"""
Generate SPD matrices using Eigen-Decomposition with fixed eigenvectors.
For each predictor x, generates m=1000 matrices and computes conditional means.
Uses the method: M = QΛQ^T + εI where:
- Q is a fixed orthogonal matrix (Discrete Legendre Basis, same for all matrices)
- Λ is a diagonal matrix with eigenvalues based on theta^T * x
- ε ~ Uniform(-0.01, 0.01) is sampled independently for each matrix
"""

from __future__ import annotations

from typing import Optional, List
import torch
from torch import Tensor
import math


def generate_spd_matrices(
    n: int = 100,
    m: int = 1000,
    p: int = 3,
    random_seed: Optional[int] = None,
    device: Optional[torch.device] = None,
    dtype: torch.dtype = torch.float64,
) -> tuple[Tensor, list[Tensor], list[Tensor]]:
    """
    Generate predictors, representative matrices, and conditional means using Eigen-Decomposition with fixed eigenvectors.
    
    Uses the method: M = QΛQ^T + εI where:
    - Q is a fixed orthogonal matrix (Discrete Legendre Basis, same for all matrices)
    - Λ is a diagonal matrix with eigenvalues based on theta^T * x
    - ε ~ Uniform(-0.01, 0.01) is sampled independently for each matrix

    Args:
        n: Number of predictor vectors.
        m: Number of matrices simulated per predictor (used for the mean).
        p: Matrix dimension.
        random_seed: Optional RNG seed.
        device: Optional device (defaults to CPU).
        dtype: Data type (defaults to float64).

    Returns:
        tuple:
            - predictors: tensor of shape (n, 4) with Uniform draws.
            - matrices_list: list of length n; each entry is the *first* matrix
              generated out of the m simulations for that predictor.
            - conditional_means: list of length n with log-Cholesky Fréchet means.
    """

    if device is None:
        device = torch.device("cpu")

    if random_seed is not None:
        torch.manual_seed(random_seed)

    # Define theta and normalize it
    theta_raw = torch.tensor([0.1, 0.5, 0.0, -0.1], device=device, dtype=dtype)
    theta = theta_raw / torch.norm(theta_raw)

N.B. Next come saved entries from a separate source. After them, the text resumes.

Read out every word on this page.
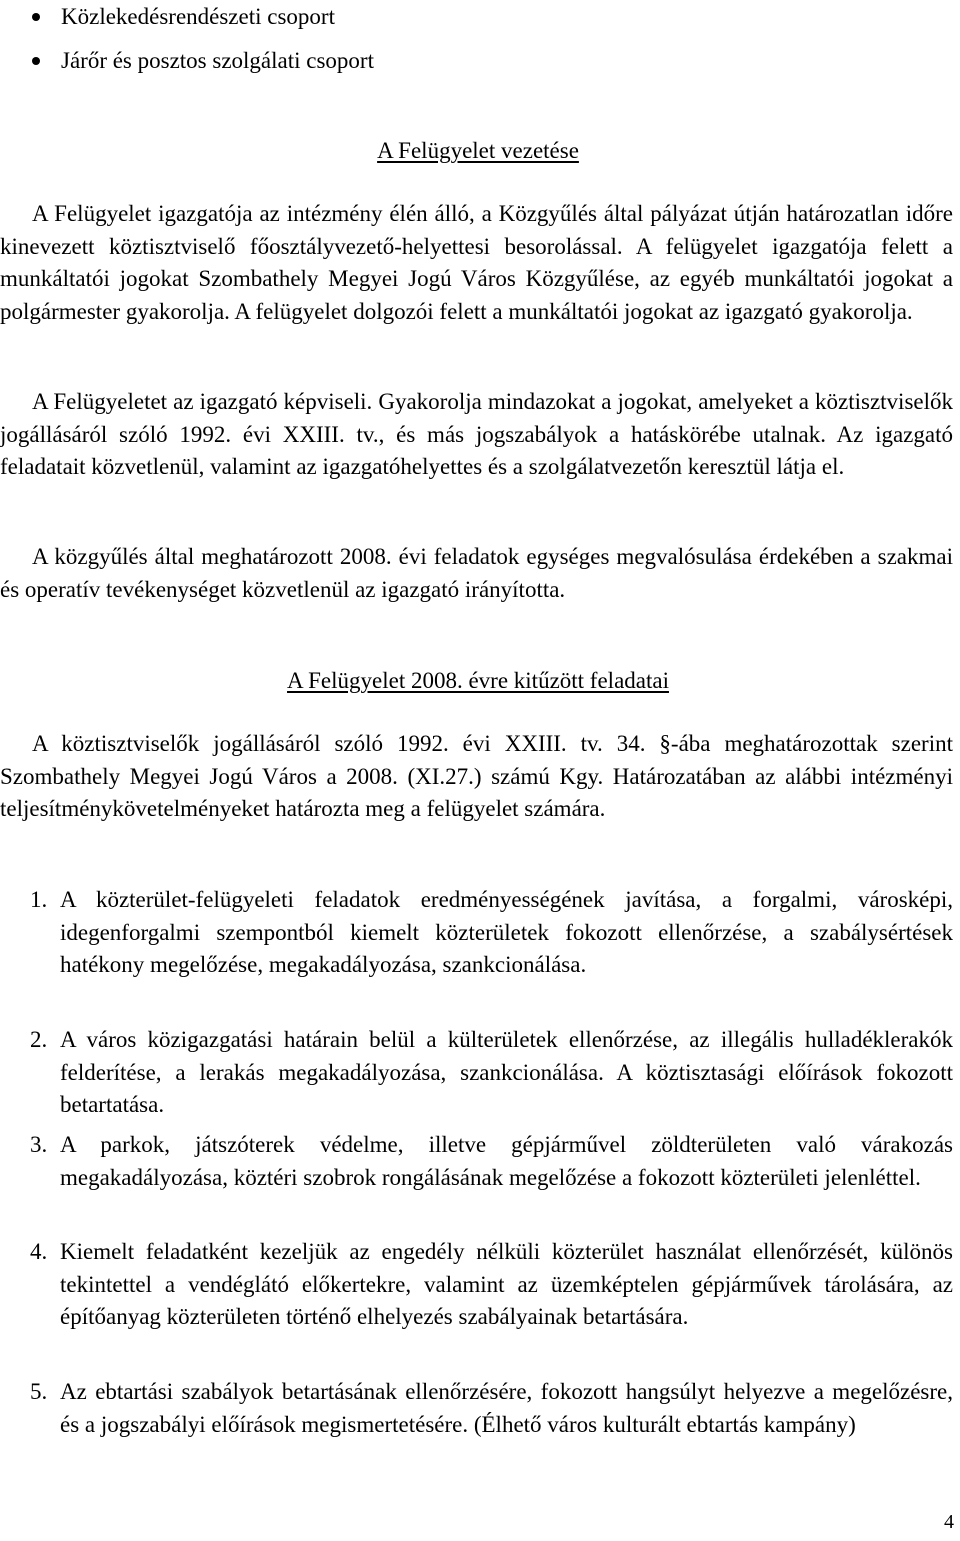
Közlekedésrendészeti csoport
Járőr és posztos szolgálati csoport
A Felügyelet vezetése

A Felügyelet igazgatója az intézmény élén álló, a Közgyűlés által pályázat útján határozatlan időre kinevezett köztisztviselő főosztályvezető-helyettesi besorolással. A felügyelet igazgatója felett a munkáltatói jogokat Szombathely Megyei Jogú Város Közgyűlése, az egyéb munkáltatói jogokat a polgármester gyakorolja. A felügyelet dolgozói felett a munkáltatói jogokat az igazgató gyakorolja.

A Felügyeletet az igazgató képviseli. Gyakorolja mindazokat a jogokat, amelyeket a köztisztviselők jogállásáról szóló 1992. évi XXIII. tv., és más jogszabályok a hatáskörébe utalnak. Az igazgató feladatait közvetlenül, valamint az igazgatóhelyettes és a szolgálatvezetőn keresztül látja el.

A közgyűlés által meghatározott 2008. évi feladatok egységes megvalósulása érdekében a szakmai és operatív tevékenységet közvetlenül az igazgató irányította.

A Felügyelet 2008. évre kitűzött feladatai

A köztisztviselők jogállásáról szóló 1992. évi XXIII. tv. 34. §-ába meghatározottak szerint Szombathely Megyei Jogú Város a 2008. (XI.27.) számú Kgy. Határozatában az alábbi intézményi teljesítménykövetelményeket határozta meg a felügyelet számára.

1. A közterület-felügyeleti feladatok eredményességének javítása, a forgalmi, városképi, idegenforgalmi szempontból kiemelt közterületek fokozott ellenőrzése, a szabálysértések hatékony megelőzése, megakadályozása, szankcionálása.
2. A város közigazgatási határain belül a külterületek ellenőrzése, az illegális hulladéklerakók felderítése, a lerakás megakadályozása, szankcionálása. A köztisztasági előírások fokozott betartatása.
3. A parkok, játszóterek védelme, illetve gépjárművel zöldterületen való várakozás megakadályozása, köztéri szobrok rongálásának megelőzése a fokozott közterületi jelenléttel.
4. Kiemelt feladatként kezeljük az engedély nélküli közterület használat ellenőrzését, különös tekintettel a vendéglátó előkertekre, valamint az üzemképtelen gépjárművek tárolására, az építőanyag közterületen történő elhelyezés szabályainak betartására.
5. Az ebtartási szabályok betartásának ellenőrzésére, fokozott hangsúlyt helyezve a megelőzésre, és a jogszabályi előírások megismertetésére. (Élhető város kulturált ebtartás kampány)
4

    # Generate predictors x: (n, 4)
    # Dimension 1: U(1,2), Dimension 2: U(0,1), Dimension 3: U(0,1), Dimension 4: U(-1,0)
    predictors = torch.zeros((n, 4), device=device, dtype=dtype)
    predictors[:, 0] = torch.rand(n, device=device, dtype=dtype) * 1.0 + 1.0  # U(1,2)
    predictors[:, 1] = torch.rand(n, device=device, dtype=dtype)  # U(0,1)
    predictors[:, 2] = torch.rand(n, device=device, dtype=dtype)  # U(0,1)
    predictors[:, 3] = torch.rand(n, device=device, dtype=dtype) * (-1.0)  # U(-1,0)

    # Compute scalar projection theta^T * x for each predictor
    projected = predictors @ theta  # shape: (n,)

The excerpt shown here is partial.